Preplify highlighted the technical maturity required to build AI-assisted production products. The key insight is that the AI model is the easy part—the hard part is everything around it: the orchestration layer that handles failure gracefully, the state management that keeps multi-step sessions coherent, and the delivery pipeline that ensures reliability at scale.

Patterns I'd reuse:

  • The provider-agnostic LLM abstraction layer. Every AI-integrated product should treat provider APIs as interchangeable backends behind a stable internal interface.
  • The hybrid GraphQL + REST approach with clear conventions for when to use each. This avoids the "GraphQL for everything" trap while still leveraging its strengths for relational data.
  • Zustand with persistence middleware for long-lived user sessions.
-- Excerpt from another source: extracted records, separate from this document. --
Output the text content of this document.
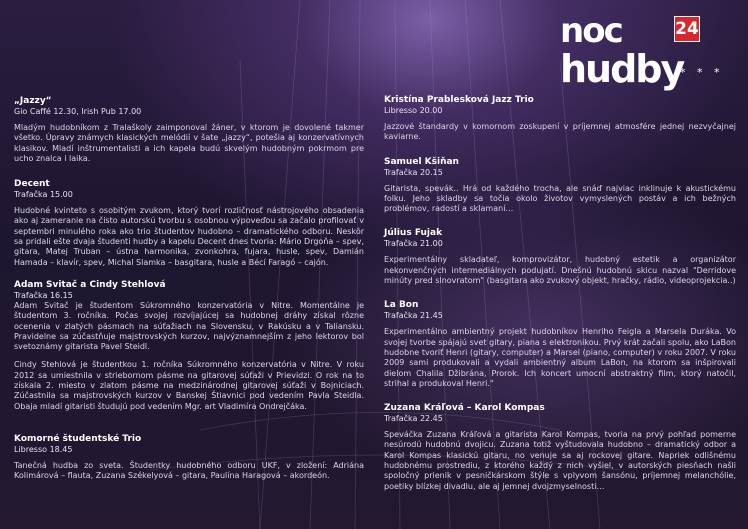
noc
hudby
24
* * *

„Jazzy“

Gio Caffé 12.30, Irish Pub 17.00

Mladým hudobníkom z Tralaškoly zaimponoval žáner, v ktorom je dovolené takmer všetko. Úpravy známych klasických melódií v šate „jazzy“, potešia aj konzervatívnych klasikov. Mladí inštrumentalisti a ich kapela budú skvelým hudobným pokrmom pre ucho znalca i laika.

Decent

Trafačka 15.00

Hudobné kvinteto s osobitým zvukom, ktorý tvorí rozličnosť nástrojového obsadenia ako aj zameranie na čisto autorskú tvorbu s osobnou výpoveďou sa začalo profilovať v septembri minulého roka ako trio študentov hudobno – dramatického odboru. Neskôr sa pridali ešte dvaja študenti hudby a kapelu Decent dnes tvoria: Mário Drgoňa – spev, gitara, Matej Truban – ústna harmonika, zvonkohra, fujara, husle, spev, Damián Hamada – klavír, spev, Michal Slamka – basgitara, husle a Bécí Faragó – cajón.

Adam Svitač a Cindy Stehlová

Trafačka 16.15

Adam Svitač je študentom Súkromného konzervatória v Nitre. Momentálne je študentom 3. ročníka. Počas svojej rozvíjajúcej sa hudobnej dráhy získal rôzne ocenenia v zlatých pásmach na súťažiach na Slovensku, v Rakúsku a v Taliansku. Pravidelne sa zúčastňuje majstrovských kurzov, najvýznamnejším z jeho lektorov bol svetoznámy gitarista Pavel Steidl.

Cindy Stehlová je študentkou 1. ročníka Súkromného konzervatória v Nitre. V roku 2012 sa umiestnila v striebornom pásme na gitarovej súťaži v Prievidzi. O rok na to získala 2. miesto v zlatom pásme na medzinárodnej gitarovej súťaži v Bojniciach. Zúčastnila sa majstrovských kurzov v Banskej Štiavnici pod vedením Pavla Steidla. Obaja mladí gitaristi študujú pod vedením Mgr. art Vladimíra Ondrejčáka.

Komorné študentské Trio

Libresso 18.45

Tanečná hudba zo sveta. Študentky hudobného odboru UKF, v zložení: Adriána Kolimárová – flauta, Zuzana Székelyová – gitara, Paulína Haragová – akordeón.

Kristína Prablesková Jazz Trio

Libresso 20.00

Jazzové štandardy v komornom zoskupení v príjemnej atmosfére jednej nezvyčajnej kaviarne.

Samuel Kšiňan

Trafačka 20.15

Gitarista, spevák.. Hrá od každého trocha, ale snáď najviac inklinuje k akustickému folku. Jeho skladby sa točia okolo životov vymyslených postáv a ich bežných problémov, radostí a sklamaní…

Július Fujak

Trafačka 21.00

Experimentálny skladateľ, komprovizátor, hudobný estetik a organizátor nekonvenčných intermediálnych podujatí. Dnešnú hudobnú skicu nazval "Derridove minúty pred slnovratom" (basgitara ako zvukový objekt, hračky, rádio, videoprojekcia..)

La Bon

Trafačka 21.45

Experimentálno ambientný projekt hudobníkov Henriho Feigla a Marsela Duráka. Vo svojej tvorbe spájajú svet gitary, piana s elektronikou. Prvý krát začali spolu, ako LaBon hudobne tvoriť Henri (gitary, computer) a Marsel (piano, computer) v roku 2007. V roku 2009 sami produkovali a vydali ambientný album LaBon, na ktorom sa inšpirovali dielom Chalila Džibrána, Prorok. Ich koncert umocní abstraktný film, ktorý natočil, strihal a produkoval Henri."

Zuzana Kráľová – Karol Kompas

Trafačka 22.45

Speváčka Zuzana Kráľová a gitarista Karol Kompas, tvoria na prvý pohľad pomerne nesúrodú hudobnú dvojicu. Zuzana totiž vyštudovala hudobno – dramatický odbor a Karol Kompas klasickú gitaru, no venuje sa aj rockovej gitare. Napriek odlišnému hudobnému prostrediu, z ktorého každý z nich vyšiel, v autorských piesňach našli spoločný prienik v pesničkárskom štýle s vplyvom šansónu, príjemnej melanchólie, poetiky blízkej divadlu, ale aj jemnej dvojzmyselnosti…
The simplicity-to-power ratio is exceptional compared to Redux for this use case.

What I'd reconsider:

  • The prompt templating system could benefit from a more structured format (like a DSL or configuration-driven approach) rather than string templates, as prompt complexity grew faster than anticipated.
  • WebSocket connections for every interview session create server-side resource pressure at scale. A future iteration might explore server-sent events for the feedback direction (server → client) while keeping WebSockets only for bidirectional communication where truly needed.

Trade-offs acknowledged:

  • Chose Zustand over Redux for developer ergonomics, accepting that Redux DevTools and its ecosystem are more mature for debugging complex state flows.
  • Chose Clerk over custom auth to accelerate development, accepting the vendor dependency and per-user pricing in exchange for not building and maintaining auth infrastructure.
  • Chose a hybrid API architecture over pure GraphQL, accepting the maintenance cost of two API paradigms in exchange for using each where it naturally fits.